Global shipping has taken an important hit because of the coronavirus, as more tonnage of container ships remain idle around the world, in comparison to the global financial crisis. As a matter of fact, docks in China are clogged as shipping containers or iron ore arrive.
With China trying to maintain an economy damaged by the coronavirus epidemic, one of the biggest obstacles lies in its half-paralyzed logistics industry, the New York Times reports.
In fact, daily charter rates for tankers and bulk freighters have fell by over 70% since January, due to the fact that China buys less oil, iron ore and coal, according to Tim Huxley, the chief executive of Mandarin Shipping.
Currently, ports and their customs offices are operating fairly smoothly, however the country is facing difficulties in getting goods to and from the docks.
This slowdown in China is already affecting the US. Namely, in January, container volume fell 2.7% at American ports, with officials expecting much bigger declines as the virus crisis continues.
China has announced several measures in the last few days, in order to get the country’s trucking fleet and ports working again.
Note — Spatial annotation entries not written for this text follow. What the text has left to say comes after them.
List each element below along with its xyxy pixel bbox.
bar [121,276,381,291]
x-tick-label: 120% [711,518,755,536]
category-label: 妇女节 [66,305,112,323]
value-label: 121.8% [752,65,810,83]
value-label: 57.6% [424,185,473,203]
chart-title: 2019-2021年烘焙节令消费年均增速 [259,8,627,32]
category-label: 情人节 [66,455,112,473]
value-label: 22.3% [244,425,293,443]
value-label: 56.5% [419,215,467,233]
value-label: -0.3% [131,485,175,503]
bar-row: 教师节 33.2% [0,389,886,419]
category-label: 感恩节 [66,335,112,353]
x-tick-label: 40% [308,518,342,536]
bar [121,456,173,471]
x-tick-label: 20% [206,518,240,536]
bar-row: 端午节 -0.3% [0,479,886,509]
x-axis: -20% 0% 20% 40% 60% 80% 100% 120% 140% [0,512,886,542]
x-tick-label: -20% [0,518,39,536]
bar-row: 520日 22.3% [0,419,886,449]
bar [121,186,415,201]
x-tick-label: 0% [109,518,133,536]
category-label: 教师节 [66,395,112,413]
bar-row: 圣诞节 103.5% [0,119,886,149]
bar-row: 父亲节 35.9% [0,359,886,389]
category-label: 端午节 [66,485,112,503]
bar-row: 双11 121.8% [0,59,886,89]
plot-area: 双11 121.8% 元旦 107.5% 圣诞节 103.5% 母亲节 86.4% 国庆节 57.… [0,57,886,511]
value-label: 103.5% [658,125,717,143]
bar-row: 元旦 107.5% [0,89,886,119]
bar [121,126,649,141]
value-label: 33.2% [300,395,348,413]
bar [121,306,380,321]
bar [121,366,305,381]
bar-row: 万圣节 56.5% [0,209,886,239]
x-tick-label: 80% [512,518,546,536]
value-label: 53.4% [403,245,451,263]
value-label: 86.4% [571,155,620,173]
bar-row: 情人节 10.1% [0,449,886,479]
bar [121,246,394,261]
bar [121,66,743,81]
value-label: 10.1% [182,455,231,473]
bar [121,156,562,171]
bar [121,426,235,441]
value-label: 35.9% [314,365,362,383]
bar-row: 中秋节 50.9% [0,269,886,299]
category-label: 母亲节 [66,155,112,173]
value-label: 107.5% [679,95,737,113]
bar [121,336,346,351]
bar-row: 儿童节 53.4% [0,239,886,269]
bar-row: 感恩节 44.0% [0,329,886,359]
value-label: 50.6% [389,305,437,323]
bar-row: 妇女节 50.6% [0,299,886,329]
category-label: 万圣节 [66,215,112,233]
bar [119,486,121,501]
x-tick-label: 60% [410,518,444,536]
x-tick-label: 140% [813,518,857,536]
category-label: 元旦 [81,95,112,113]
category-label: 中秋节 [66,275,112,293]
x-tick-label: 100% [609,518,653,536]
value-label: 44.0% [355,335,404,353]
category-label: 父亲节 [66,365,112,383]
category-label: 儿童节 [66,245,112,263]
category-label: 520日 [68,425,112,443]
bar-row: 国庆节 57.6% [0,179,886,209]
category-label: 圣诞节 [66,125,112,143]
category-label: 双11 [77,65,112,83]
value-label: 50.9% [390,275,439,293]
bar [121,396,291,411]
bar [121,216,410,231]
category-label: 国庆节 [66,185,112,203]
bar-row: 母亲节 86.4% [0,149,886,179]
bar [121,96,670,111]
But, it is not certain when these activities will return to normal.
Commenting on the emerging situation, Cary Davis, an official with the American Association of Port Authorities, stated that the overall economic impact of these types of emergencies is often in the tens of billions of dollars. As Cary Davis explained, the coronavirus outbreak could eventually reduce cargo volumes at US ports by as much as 20% or more on a year-on-year basis.